Explain the principle of the separation of powers found in the US Constitution. The separation of powers is the main underlying principle of the US Constitution whereby political power is distributed amongst the three branches of government – the legislature, the executive and the judiciary. The branches act both independently and interdependently. The idea was originally of French political thinker Baron de Montesquieu, it was then incorporated by the Founding Fathers into the 1787 codified document.
The principle was adopted by the Founding Fathers due to their fear of totalitarianism. Montesquieu argued for separation of powers in his book L’Esprit de Lois, where he stated that separation of powers will avoid tyranny ‘When the legislative and executive powers are united in the same person…there can be no liberty. ’ On the contrary to the US, the UK’s powers are fused; the Prime Minister is both the executive and part of the legislature. In the US system there is also a separation of personnel, this means that no person can be a member of more than one branch at the same time.
When Senator Al Gore was elected vice-president in 1992, he had to resign from the Senate. Similarly, in 2008, Barack Obama too had to resign from the Senate. In this sense, the three branches are fully disconnected. The term ‘separation of powers’ can in fact be deceptive. As the institutions are separate and not the powers. Richard Neustadt, an American political scientist specialising in the United States presidency, cleared up this perplexity in 1960.
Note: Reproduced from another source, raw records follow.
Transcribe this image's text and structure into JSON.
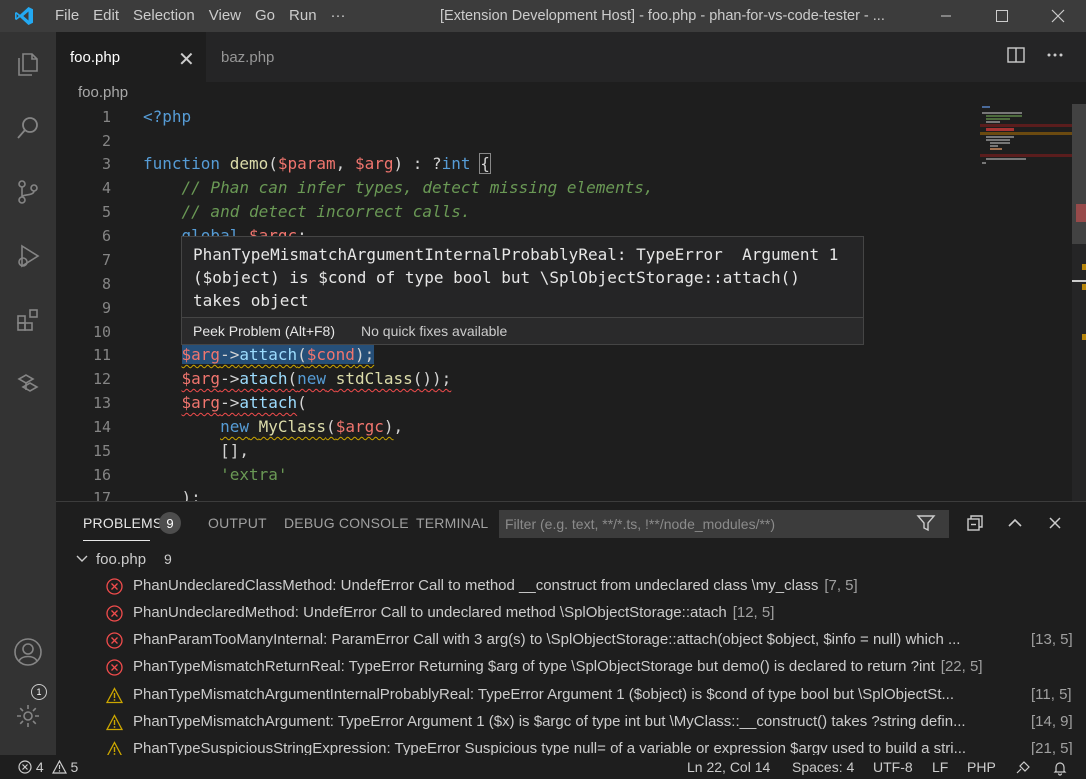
{
  "titlebar": {
    "menus": [
      "File",
      "Edit",
      "Selection",
      "View",
      "Go",
      "Run",
      "···"
    ],
    "window_title": "[Extension Development Host] - foo.php - phan-for-vs-code-tester - ..."
  },
  "tabs": [
    {
      "label": "foo.php",
      "active": true
    },
    {
      "label": "baz.php",
      "active": false
    }
  ],
  "breadcrumb": "foo.php",
  "editor": {
    "line_numbers": [
      "1",
      "2",
      "3",
      "4",
      "5",
      "6",
      "7",
      "8",
      "9",
      "10",
      "11",
      "12",
      "13",
      "14",
      "15",
      "16",
      "17"
    ]
  },
  "hover": {
    "message_line1": "PhanTypeMismatchArgumentInternalProbablyReal: TypeError  Argument 1",
    "message_line2": "($object) is $cond of type bool but \\SplObjectStorage::attach()",
    "message_line3": "takes object",
    "peek_label": "Peek Problem (Alt+F8)",
    "no_fix_label": "No quick fixes available"
  },
  "panel": {
    "tabs": [
      "PROBLEMS",
      "OUTPUT",
      "DEBUG CONSOLE",
      "TERMINAL"
    ],
    "problems_count": "9",
    "filter_placeholder": "Filter (e.g. text, **/*.ts, !**/node_modules/**)",
    "file_group": {
      "name": "foo.php",
      "count": "9"
    },
    "problems": [
      {
        "severity": "error",
        "message": "PhanUndeclaredClassMethod: UndefError Call to method __construct from undeclared class \\my_class",
        "location": "[7, 5]"
      },
      {
        "severity": "error",
        "message": "PhanUndeclaredMethod: UndefError Call to undeclared method \\SplObjectStorage::atach",
        "location": "[12, 5]"
      },
      {
        "severity": "error",
        "message": "PhanParamTooManyInternal: ParamError Call with 3 arg(s) to \\SplObjectStorage::attach(object $object, $info = null) which ...",
        "location": "[13, 5]"
      },
      {
        "severity": "error",
        "message": "PhanTypeMismatchReturnReal: TypeError Returning $arg of type \\SplObjectStorage but demo() is declared to return ?int",
        "location": "[22, 5]"
      },
      {
        "severity": "warning",
        "message": "PhanTypeMismatchArgumentInternalProbablyReal: TypeError Argument 1 ($object) is $cond of type bool but \\SplObjectSt...",
        "location": "[11, 5]"
      },
      {
        "severity": "warning",
        "message": "PhanTypeMismatchArgument: TypeError Argument 1 ($x) is $argc of type int but \\MyClass::__construct() takes ?string defin...",
        "location": "[14, 9]"
      },
      {
        "severity": "warning",
        "message": "PhanTypeSuspiciousStringExpression: TypeError Suspicious type null= of a variable or expression $argv used to build a stri...",
        "location": "[21, 5]"
      }
    ]
  },
  "statusbar": {
    "errors": "4",
    "warnings": "5",
    "position": "Ln 22, Col 14",
    "spaces": "Spaces: 4",
    "encoding": "UTF-8",
    "eol": "LF",
    "language": "PHP"
  },
  "accounts_badge": "1",
  "colors": {
    "error": "#f14c4c",
    "warning": "#cca700",
    "accent": "#007acc"
  }
}
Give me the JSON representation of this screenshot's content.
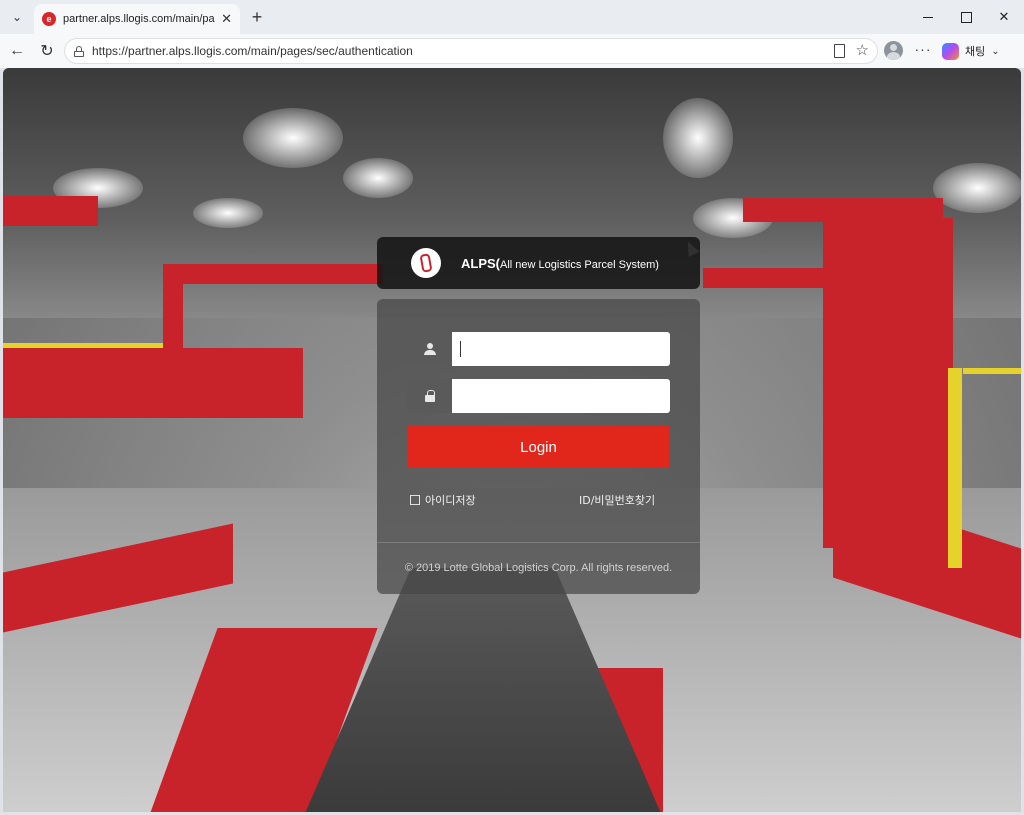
{
  "browser": {
    "tab_title": "partner.alps.llogis.com/main/pages/sec/authentication",
    "url": "https://partner.alps.llogis.com/main/pages/sec/authentication",
    "copilot_label": "채팅"
  },
  "login": {
    "brand": "ALPS",
    "brand_sub_prefix": "(",
    "brand_sub": "All new Logistics Parcel System)",
    "username_value": "",
    "password_value": "",
    "login_button": "Login",
    "remember_label": "아이디저장",
    "find_link": "ID/비밀번호찾기",
    "copyright": "© 2019 Lotte Global Logistics Corp. All rights reserved."
  },
  "colors": {
    "login_button": "#e1261c",
    "brand_red": "#c8232b"
  },
  "icons": {
    "username": "user-icon",
    "password": "lock-icon"
  }
}
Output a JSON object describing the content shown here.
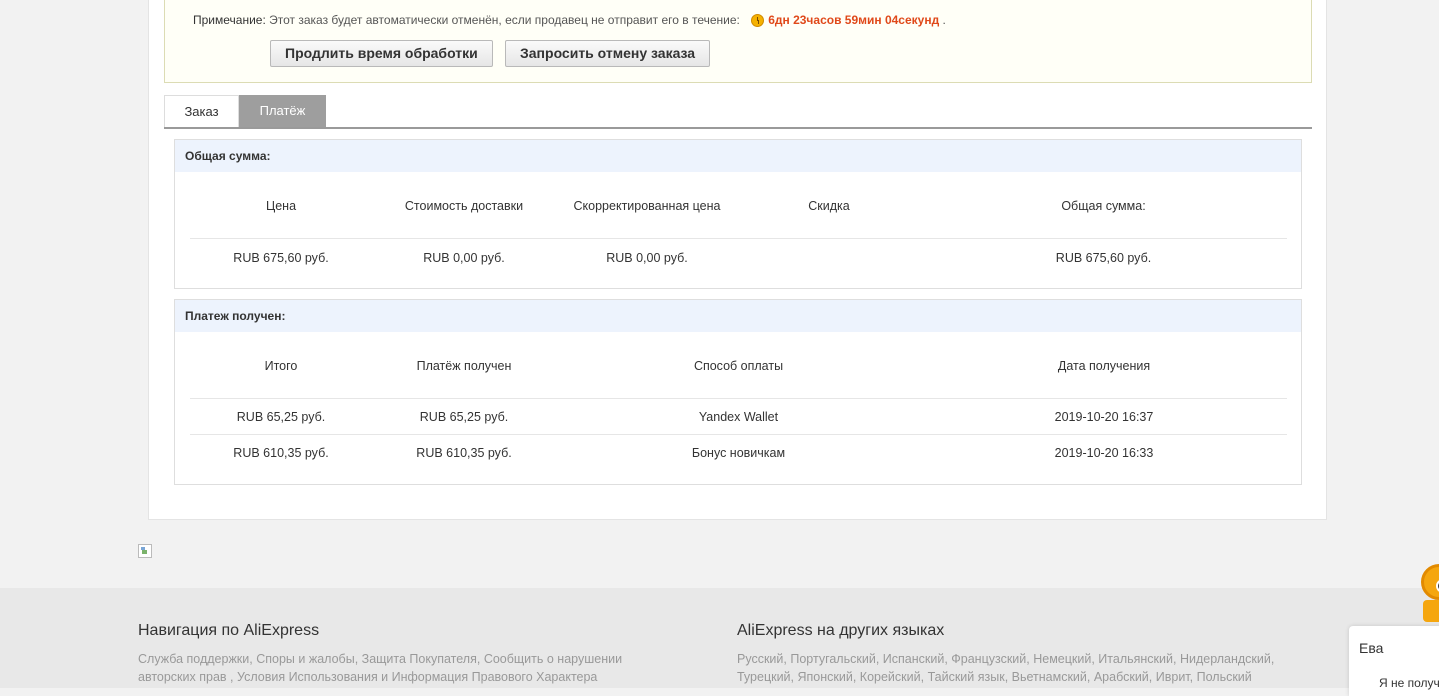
{
  "notice": {
    "label": "Примечание:",
    "text": "Этот заказ будет автоматически отменён, если продавец не отправит его в течение:",
    "countdown": "6дн 23часов 59мин 04секунд",
    "suffix": ".",
    "icon": "timer-icon",
    "countdown_color": "#e0491a"
  },
  "actions": {
    "extend_label": "Продлить время обработки",
    "cancel_label": "Запросить отмену заказа"
  },
  "tabs": [
    {
      "label": "Заказ",
      "active": false
    },
    {
      "label": "Платёж",
      "active": true
    }
  ],
  "total_section": {
    "title": "Общая сумма:",
    "columns": [
      "Цена",
      "Стоимость доставки",
      "Скорректированная цена",
      "Скидка",
      "Общая сумма:"
    ],
    "rows": [
      [
        "RUB 675,60 руб.",
        "RUB 0,00 руб.",
        "RUB 0,00 руб.",
        "",
        "RUB 675,60 руб."
      ]
    ]
  },
  "payment_section": {
    "title": "Платеж получен:",
    "columns": [
      "Итого",
      "Платёж получен",
      "Способ оплаты",
      "Дата получения"
    ],
    "rows": [
      [
        "RUB 65,25 руб.",
        "RUB 65,25 руб.",
        "Yandex Wallet",
        "2019-10-20 16:37"
      ],
      [
        "RUB 610,35 руб.",
        "RUB 610,35 руб.",
        "Бонус новичкам",
        "2019-10-20 16:33"
      ]
    ]
  },
  "footer": {
    "nav_title": "Навигация по AliExpress",
    "nav_links": [
      "Служба поддержки",
      "Споры и жалобы",
      "Защита Покупателя",
      "Сообщить о нарушении авторских прав",
      "Условия Использования и Информация Правового Характера"
    ],
    "lang_title": "AliExpress на других языках",
    "lang_links": [
      "Русский",
      "Португальский",
      "Испанский",
      "Французский",
      "Немецкий",
      "Итальянский",
      "Нидерландский",
      "Турецкий",
      "Японский",
      "Корейский",
      "Тайский язык",
      "Вьетнамский",
      "Арабский",
      "Иврит",
      "Польский"
    ]
  },
  "chat": {
    "name": "Ева",
    "preview": "Я не получ"
  },
  "colors": {
    "section_header_bg": "#edf3fd",
    "tab_active_bg": "#9e9e9e",
    "footer_bg": "#e8e8e8"
  }
}
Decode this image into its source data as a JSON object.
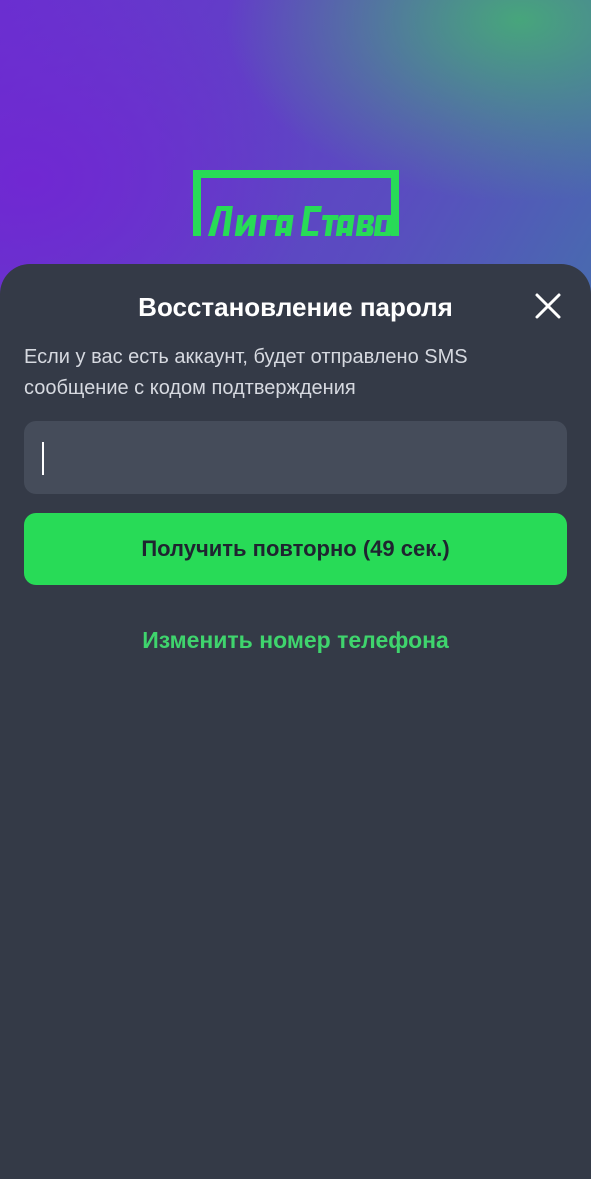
{
  "brand": {
    "logo_text": "Лига Ставок",
    "accent_color": "#28db57"
  },
  "dialog": {
    "title": "Восстановление пароля",
    "close_icon": "close-icon",
    "description": "Если у вас есть аккаунт, будет отправлено SMS сообщение с кодом подтверждения",
    "code_input": {
      "value": "",
      "placeholder": ""
    },
    "resend_button_label": "Получить повторно (49 сек.)",
    "change_phone_link": "Изменить номер телефона"
  },
  "colors": {
    "sheet_background": "#343a47",
    "input_background": "#454c5a",
    "button_background": "#28db57",
    "link_color": "#3fd46d"
  }
}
He wrote ‘The Constitutional Convention of 1787 is supposed to have created a government of ‘separated powers’. It did nothing of the sort. Rather, it created a government of separated institutions sharing powers. ’ Therefore, this doctrine is best thought as one of ‘shared powers’ where the powers are shared through a series of checks and balances. This separation of power is entrenched in the first three articles of the Constitution, Article I, section one, and states that ‘all legislative Powers herein granted shall be vested in a Congress of the United States.
While Article II, section one, certifies that ‘the executive Power shall be vested in a President’ and lastly Article III, section one, confirms that ‘the judicial Power of the United States, shall be vested in one Supreme Court. ’ Due to the nature of an entrenched and codified constitution these statements will be very difficult to change and for the reason of the Founding Fathers ideals of limited government, it is almost certain that this principle will never be threatened.
The principle of separation of powers is important because it is seen as the cornerstone of the American political system. History has shown that unlimited power in the hands of one person or group in many cases means that others are suppressed or their powers curtailed. The separation of powers in a democracy is to thwart abuse of power and to preserve freedom for all. The separation of powers enables the system of checks and balances. The branches are independent yet co-equal and the Founding Fathers believed that each should check the powers of the others.
The system of Checks and Balances is one in which each branch exercises control over the actions of other branches of government. This system allows the principle of limited government to prevail. The brilliance of the division of power within the federal government is that each branch has been given just enough power to make a difference, but not so much power as to be allowed to successfully give into the temptation of tyranny. This is what the Founding Fathers utmost desired and their system has yet to fail.